Au-delà, et plus généralement, cet amendement a particulièrement intéressé et il a fait l'objet de nombreux articles dans la presse ; il est fondamental que le vote d'aujourd'hui marque le début d'une vaste réflexion. Nous sommes ici aux confins du droit de la protection des données, du droit des contrats, du droit de la concurrence, du droit de la consommation… et leur articulation est parfois très complexe. Ce dont on parle ici – vous avez cité à ce sujet le Président de la République, et je vous en remercie – c'est bien de la régulation numérique, dans tous les domaines, économique, social, fiscal… Il est aussi bien question de pratiques sociales et des relations entre les différents acteurs économiques que du droit du travail, et en particulier des droits des collaborateurs des plateformes, des données industrielles, du partage des données, du retrait des contenus, de la dépendance et de l'addiction… Le sujet des régulations numériques va nous occuper, tous, longtemps.
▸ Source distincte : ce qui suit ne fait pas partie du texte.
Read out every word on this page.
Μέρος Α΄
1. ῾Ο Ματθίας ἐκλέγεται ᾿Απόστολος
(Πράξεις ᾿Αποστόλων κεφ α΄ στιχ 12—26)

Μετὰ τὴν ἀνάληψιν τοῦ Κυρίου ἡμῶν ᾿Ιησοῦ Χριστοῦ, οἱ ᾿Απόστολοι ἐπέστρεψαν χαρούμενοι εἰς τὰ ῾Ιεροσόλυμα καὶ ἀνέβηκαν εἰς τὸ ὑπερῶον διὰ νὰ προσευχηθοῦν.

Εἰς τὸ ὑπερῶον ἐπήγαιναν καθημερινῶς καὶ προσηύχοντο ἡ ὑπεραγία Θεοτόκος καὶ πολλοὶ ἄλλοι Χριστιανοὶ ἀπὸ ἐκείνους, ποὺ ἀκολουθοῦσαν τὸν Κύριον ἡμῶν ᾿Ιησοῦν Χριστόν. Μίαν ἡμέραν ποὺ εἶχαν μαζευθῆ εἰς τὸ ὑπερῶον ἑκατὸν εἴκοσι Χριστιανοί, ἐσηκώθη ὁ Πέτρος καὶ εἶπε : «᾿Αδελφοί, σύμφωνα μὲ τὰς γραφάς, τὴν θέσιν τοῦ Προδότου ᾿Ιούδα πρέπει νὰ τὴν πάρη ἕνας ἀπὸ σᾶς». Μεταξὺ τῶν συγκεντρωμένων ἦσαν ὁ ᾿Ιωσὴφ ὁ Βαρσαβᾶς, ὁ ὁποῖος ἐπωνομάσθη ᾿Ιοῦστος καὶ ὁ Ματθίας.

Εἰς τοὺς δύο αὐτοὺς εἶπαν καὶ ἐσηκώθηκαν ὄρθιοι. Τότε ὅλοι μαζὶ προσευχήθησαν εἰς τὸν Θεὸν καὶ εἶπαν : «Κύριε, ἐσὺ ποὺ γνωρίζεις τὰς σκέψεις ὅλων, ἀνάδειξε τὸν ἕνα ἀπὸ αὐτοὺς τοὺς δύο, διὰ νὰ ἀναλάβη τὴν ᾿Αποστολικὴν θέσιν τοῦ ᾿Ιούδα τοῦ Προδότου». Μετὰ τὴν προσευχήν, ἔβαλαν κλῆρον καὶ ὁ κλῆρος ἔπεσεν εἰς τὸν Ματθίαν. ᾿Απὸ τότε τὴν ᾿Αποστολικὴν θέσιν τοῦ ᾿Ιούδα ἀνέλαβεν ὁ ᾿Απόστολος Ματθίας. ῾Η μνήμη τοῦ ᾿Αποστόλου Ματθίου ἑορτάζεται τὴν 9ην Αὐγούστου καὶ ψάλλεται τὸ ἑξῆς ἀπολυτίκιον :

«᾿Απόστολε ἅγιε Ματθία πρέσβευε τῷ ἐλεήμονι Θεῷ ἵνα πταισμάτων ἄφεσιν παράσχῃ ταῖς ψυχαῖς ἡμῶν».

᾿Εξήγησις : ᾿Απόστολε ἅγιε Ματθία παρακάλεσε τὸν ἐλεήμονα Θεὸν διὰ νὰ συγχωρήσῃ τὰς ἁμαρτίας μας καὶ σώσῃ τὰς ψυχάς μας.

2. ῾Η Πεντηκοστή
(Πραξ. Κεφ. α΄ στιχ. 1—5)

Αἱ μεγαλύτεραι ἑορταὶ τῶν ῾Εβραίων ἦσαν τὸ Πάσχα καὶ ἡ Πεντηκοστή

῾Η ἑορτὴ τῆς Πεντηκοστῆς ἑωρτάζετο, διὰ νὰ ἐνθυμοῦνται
Cette question est délicate, et le Gouvernement estime qu'une réflexion approfondie sera nécessaire, comme Mme la rapporteure et M. Bothorel l'ont déjà souligné. Le Gouvernement animera cette discussion, et souhaite que toute la société s'implique, car ces régulations numériques vont influencer tous les aspects de nos vies.

Pour toutes ces raisons, et par cohérence avec la position adoptée par le Gouvernement lors des lectures précédents, nous nous en remettons à la sagesse de l'Assemblée nationale – avec une remarque finale : ces amendements, ce n'est pas la lutte finale contre les plateformes ; ce n'est pas le succès du lobbying d'un acteur français et de son cabinet ; c'est un premier pas dans une réflexion collective.

Le Gouvernement jouera son rôle, comme l'Assemblée, comme le Sénat, qui a montré qu'il avait lui aussi compris toute l'importance de ce sujet. C'est ainsi que nous avancerons.

Sans naïveté ni caricature, le Gouvernement, je le redis, s'en remet à votre sagesse.